From charlesreid1

Overview

Data engineering - software engineering with an emphasis on dealing with large amounts of data

What is Data Engineering

Enable others to answer questions using datasets, within latency constraints

Components:

  • Distributed systems
  • Parallel processing
  • Databases
  • Queuing

Purpose?

  • Human fault tolerance
  • Metrics
  • Monitoring
  • Multi-tenancy

Example of where you start:

  • Searches by keyword/user only
  • Basic statistics only
  • Using someone else's search engine

Example stack:

  • Custom crawlers ingesting data (Gearman)
  • Passing data off to custom workers
  • Dumping data to MySQL/Sphinx/etc

Problems:

  • Inflexibility
  • Corruption is highly probable
  • High burden on operations
  • No scalability
  • No fault tolerance

Alternative stack:

  • Many collectors dumping to Amazon S3
  • Analysis with Hadoop
  • ElephantDB
  • Low latency (but lead time of several hours)
  • More advanced statistics (influencer of, influenced by)

Data pipeline example:

  • Tweets go to S3
  • URLS are normalized
  • Each hour, new compute bucket
  • Sum by hour and by url
  • Emit ElephantDB indices

Another data pipeline example:

  • Tweets go to Kafka
  • URLs are normalized
  • Each hour, new compute bucket
  • Update hour/url bucket
  • Send data to Cassandra

Clojure example:

  • tweet reactor/tweet reaction/tweet reshare/now-secs/interaction/interaction-scores
  • serialization of data using thrift

Infrastructure components:

  • HDFS - distributed in-memory big data filesystem
  • MapReduce - operations on HDFS data
  • Kafka - messaging queue (and later, distributed processing on messages)
  • Storm - distributed processing
  • Spark - distributed, parallelized computation on HDFS data
  • Cassandra - scalable database
  • HBase - database operating on top of HDFS
  • Zookeeper - highly reliable distributed coordination (maintain config info, naming, synchronization, and multiple services)
  • ElephantDB - like a NoSQL Hadoop store - key/value data in Hadoop

Multi-tenancy:

  • Independent applications on a single cluster
  • Topologies should not affect each other
  • Topologies should have adequate resources (Apache Mesos)
  • When submitting a job, specify resources needed

Data engineering vs data science:

  • Data engineers have well-defined problems
  • Data scientists need specialized statistical skills
  • Data engineers deal with a larger scope - not just analytics

Open source:

  • Important for recruitment
  • Strong developers want to work where they can be involved in open source
  • Popular open-source projects give access to better engineers
  • identify good recruits, learn best practices, get help - not "free work"

Ideal data engineers:

  • Strong software engineering skills
  • Abstraction
  • Testing
  • Version control
  • Refactoring
  • Strong software engineering skills
  • Strong algorithm skills
  • Digging into open source code
  • Stress testing

Finding strong data engineers:

  • Standard "code on a whiteboard" interviews are useless
  • Take-home projects to gauge general abilities
  • Best: see projects requiring data engineering

Data Engineering Example: Twitter

Data Engineering/Twitter Example

Data Engineering Scenarios

In line with the data-engineering-scenarios Github organization that I created (https://github.com/data-engineering-scenarios), this page will contain notes on different scenarios - both finished and planned.

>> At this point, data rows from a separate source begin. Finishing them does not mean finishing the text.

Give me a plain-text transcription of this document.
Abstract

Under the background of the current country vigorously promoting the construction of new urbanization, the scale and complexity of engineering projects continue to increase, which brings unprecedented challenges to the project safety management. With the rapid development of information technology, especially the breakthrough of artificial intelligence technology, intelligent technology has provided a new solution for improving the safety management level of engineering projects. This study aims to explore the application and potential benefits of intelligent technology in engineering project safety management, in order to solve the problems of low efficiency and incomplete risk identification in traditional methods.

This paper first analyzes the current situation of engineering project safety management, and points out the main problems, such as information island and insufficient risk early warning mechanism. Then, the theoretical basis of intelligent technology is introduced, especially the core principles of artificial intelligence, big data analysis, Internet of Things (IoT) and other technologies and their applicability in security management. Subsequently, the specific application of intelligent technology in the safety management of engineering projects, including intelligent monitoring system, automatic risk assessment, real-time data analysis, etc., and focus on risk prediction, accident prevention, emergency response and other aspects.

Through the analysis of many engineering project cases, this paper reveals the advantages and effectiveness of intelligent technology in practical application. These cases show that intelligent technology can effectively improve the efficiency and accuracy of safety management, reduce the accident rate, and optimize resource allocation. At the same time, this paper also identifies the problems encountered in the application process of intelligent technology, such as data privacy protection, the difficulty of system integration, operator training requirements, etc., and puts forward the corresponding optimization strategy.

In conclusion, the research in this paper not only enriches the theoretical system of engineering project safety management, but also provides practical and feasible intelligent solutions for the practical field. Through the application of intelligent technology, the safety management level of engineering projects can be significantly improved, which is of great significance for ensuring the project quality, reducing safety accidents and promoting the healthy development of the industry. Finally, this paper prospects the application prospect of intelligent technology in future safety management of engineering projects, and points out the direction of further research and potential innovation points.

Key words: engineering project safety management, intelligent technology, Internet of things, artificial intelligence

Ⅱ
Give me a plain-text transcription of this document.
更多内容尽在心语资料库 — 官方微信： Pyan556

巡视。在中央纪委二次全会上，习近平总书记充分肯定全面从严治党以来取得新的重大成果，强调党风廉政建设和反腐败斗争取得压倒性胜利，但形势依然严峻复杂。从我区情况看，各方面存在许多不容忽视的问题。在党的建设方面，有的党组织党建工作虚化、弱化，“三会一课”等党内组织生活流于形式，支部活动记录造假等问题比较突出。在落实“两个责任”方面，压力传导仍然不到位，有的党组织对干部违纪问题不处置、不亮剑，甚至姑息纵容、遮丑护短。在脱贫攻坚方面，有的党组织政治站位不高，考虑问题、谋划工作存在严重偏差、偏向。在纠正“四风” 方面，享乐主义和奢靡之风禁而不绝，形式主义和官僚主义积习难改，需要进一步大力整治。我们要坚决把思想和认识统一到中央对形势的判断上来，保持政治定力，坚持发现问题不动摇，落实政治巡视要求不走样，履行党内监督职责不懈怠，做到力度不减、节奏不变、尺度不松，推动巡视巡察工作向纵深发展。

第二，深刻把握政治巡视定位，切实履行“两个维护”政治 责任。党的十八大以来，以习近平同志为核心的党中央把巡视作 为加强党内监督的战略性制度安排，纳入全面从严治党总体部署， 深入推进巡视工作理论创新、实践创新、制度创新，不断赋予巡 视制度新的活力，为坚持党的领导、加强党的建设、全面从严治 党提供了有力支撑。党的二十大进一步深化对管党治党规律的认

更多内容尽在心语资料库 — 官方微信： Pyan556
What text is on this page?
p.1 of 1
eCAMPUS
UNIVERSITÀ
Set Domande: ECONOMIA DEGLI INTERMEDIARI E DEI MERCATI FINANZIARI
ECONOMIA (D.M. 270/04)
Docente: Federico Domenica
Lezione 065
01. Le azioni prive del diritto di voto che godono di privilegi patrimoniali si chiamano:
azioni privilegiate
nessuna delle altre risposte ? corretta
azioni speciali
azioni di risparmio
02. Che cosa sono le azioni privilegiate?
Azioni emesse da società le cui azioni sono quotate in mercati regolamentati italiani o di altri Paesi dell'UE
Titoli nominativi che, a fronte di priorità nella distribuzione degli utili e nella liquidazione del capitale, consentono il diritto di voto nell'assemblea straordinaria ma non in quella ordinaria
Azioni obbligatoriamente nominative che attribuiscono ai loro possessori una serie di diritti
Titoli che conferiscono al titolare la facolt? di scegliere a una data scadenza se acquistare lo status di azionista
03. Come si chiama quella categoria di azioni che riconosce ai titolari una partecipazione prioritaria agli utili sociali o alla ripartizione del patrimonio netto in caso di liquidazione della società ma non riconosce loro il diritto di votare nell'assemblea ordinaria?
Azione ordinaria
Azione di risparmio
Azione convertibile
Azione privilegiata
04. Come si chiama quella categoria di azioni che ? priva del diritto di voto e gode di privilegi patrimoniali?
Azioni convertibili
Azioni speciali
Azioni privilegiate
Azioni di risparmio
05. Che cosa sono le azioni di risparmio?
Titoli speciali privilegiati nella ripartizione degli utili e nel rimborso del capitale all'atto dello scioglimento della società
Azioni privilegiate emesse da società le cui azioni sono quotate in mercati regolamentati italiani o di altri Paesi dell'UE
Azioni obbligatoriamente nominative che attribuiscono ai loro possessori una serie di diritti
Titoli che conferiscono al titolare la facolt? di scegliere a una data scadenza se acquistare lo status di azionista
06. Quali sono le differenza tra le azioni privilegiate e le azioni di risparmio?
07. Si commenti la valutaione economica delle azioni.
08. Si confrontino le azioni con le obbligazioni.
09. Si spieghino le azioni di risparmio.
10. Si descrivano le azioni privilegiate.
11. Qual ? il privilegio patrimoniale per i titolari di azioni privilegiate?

These scenarios focus on different technologies available via Google Cloud or Amazon Web Services. Roughly, they can be grouped as follows:

Compute Engine

An approach to cloud infrastructure that provides a greater degree of freedom, but requires more complicated configuration. Compute Engine gives you virtual machines that start as bare metal, so you have to build/install any software you need. This can be a pain but also gives you greater control.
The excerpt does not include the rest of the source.